The second session — with Will Allchorn (Richmond American University London), Jennifer Bramlette (UN CTED), Adi Cohen (Memetica), and moderated by Tom Thorley (GIFCT) — highlighted the evolving threat landscape and touched on terrorist-operated websites, the use of chatbots for recruitment, 3D printing of arms, use of drones, exploitation of cryptocurrencies, and malware/ransomware. Panelists also spoke of newer risks from the decentralization of content moderation in the fediverse (a system of independently hosted but interconnected servers), the use of ‘malevolent creativity’ on new social media platforms that feature short-form videos and memes, and limited government capacities and the risks of complacency.

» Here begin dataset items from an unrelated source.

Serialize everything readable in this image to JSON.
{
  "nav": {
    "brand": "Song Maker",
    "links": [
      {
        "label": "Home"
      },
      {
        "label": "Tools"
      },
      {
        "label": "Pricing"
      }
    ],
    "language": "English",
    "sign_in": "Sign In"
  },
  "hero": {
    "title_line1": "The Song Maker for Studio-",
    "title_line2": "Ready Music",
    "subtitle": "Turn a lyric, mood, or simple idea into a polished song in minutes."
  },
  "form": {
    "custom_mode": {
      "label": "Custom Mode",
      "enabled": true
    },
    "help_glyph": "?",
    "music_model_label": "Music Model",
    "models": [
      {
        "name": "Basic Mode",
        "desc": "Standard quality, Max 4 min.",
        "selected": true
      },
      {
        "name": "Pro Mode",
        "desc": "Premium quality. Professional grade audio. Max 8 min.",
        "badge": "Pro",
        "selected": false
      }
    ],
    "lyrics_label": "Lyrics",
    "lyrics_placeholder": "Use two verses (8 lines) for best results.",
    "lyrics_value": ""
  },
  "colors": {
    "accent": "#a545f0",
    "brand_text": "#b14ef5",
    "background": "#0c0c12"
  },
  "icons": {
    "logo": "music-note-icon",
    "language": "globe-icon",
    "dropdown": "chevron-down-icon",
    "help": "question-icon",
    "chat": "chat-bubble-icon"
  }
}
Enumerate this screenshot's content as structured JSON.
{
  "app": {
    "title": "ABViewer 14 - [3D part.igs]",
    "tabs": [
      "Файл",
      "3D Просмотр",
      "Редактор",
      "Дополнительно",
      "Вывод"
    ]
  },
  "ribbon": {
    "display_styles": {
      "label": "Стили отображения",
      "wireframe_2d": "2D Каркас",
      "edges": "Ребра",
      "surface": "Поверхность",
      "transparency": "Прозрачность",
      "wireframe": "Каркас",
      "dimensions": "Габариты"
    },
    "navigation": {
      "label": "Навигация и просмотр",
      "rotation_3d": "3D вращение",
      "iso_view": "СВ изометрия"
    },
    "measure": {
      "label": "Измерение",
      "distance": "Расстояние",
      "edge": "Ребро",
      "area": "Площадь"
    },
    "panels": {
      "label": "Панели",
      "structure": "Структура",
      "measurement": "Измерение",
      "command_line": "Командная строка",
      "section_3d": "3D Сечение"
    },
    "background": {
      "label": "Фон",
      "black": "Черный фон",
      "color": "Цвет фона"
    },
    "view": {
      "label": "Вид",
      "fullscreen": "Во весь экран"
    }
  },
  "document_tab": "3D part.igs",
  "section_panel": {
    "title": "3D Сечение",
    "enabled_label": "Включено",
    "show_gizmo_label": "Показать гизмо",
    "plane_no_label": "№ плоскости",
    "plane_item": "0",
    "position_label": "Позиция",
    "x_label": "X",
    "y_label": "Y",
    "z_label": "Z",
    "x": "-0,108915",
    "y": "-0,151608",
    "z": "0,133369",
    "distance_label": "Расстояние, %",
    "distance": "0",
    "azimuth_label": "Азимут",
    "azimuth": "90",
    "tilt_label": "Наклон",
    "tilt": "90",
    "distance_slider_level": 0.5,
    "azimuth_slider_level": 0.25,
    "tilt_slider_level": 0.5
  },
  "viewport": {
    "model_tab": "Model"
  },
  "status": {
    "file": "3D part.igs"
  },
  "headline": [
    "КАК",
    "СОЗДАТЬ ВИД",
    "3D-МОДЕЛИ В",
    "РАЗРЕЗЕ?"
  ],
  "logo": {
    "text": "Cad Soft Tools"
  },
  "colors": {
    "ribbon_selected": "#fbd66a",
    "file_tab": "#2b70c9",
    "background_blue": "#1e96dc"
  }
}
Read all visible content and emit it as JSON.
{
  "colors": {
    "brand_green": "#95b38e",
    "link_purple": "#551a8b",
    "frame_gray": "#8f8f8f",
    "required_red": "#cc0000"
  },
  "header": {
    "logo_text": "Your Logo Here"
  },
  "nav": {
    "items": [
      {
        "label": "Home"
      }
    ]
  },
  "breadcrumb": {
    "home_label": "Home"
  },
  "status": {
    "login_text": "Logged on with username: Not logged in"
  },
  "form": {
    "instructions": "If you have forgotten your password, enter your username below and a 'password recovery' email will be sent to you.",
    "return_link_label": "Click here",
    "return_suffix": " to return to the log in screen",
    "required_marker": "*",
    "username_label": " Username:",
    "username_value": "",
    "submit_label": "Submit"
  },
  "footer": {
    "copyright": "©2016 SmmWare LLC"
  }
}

Legal Frameworks, Evaluating Incident Response, & Meaningful Transparency

The third session — with Laura DeBenedetto (Marketplace Risk), Jon Deedman (Richmond American University London), Rita Jabri Markwell (Australian Muslim Advocacy Network), and moderated by Nagham El Karhili (GIFCT) — explored the community impacts of legal definitions of terrorism, frameworks for measuring and evaluating incident response work, and how meaningful transparency can support counterterrorism efforts (Year 3 Working Groups). Speakers explored the values underpinning transparency efforts by technology companies, how to support under-resourced companies in publishing transparency reports, how to operationalize competing definitions of terrorism and violent extremism, and how to evaluate incident response mechanisms.

New GIFCT Members

The commitment and expertise of the tech industry was widely recognized as critical to the development of effective solutions to terrorism and violent extremism online.

We are therefore very pleased to welcome Twitch and Meta as new GIFCT Members, and are grateful to our member companies for their continued collaboration in our shared mission to prevent terrorists and violent extremists from exploiting digital platforms. We look forward to continuing to work closely with Twitch, Meta, our other member companies and our wider community of stakeholders towards a world in which our collective creativity and capacity renders terrorists and violent extremists ineffective online.

A big thanks to our cohosts UN CTED, and to our speakers, moderators, and honored guests for joining us for these rich and substantive discussions.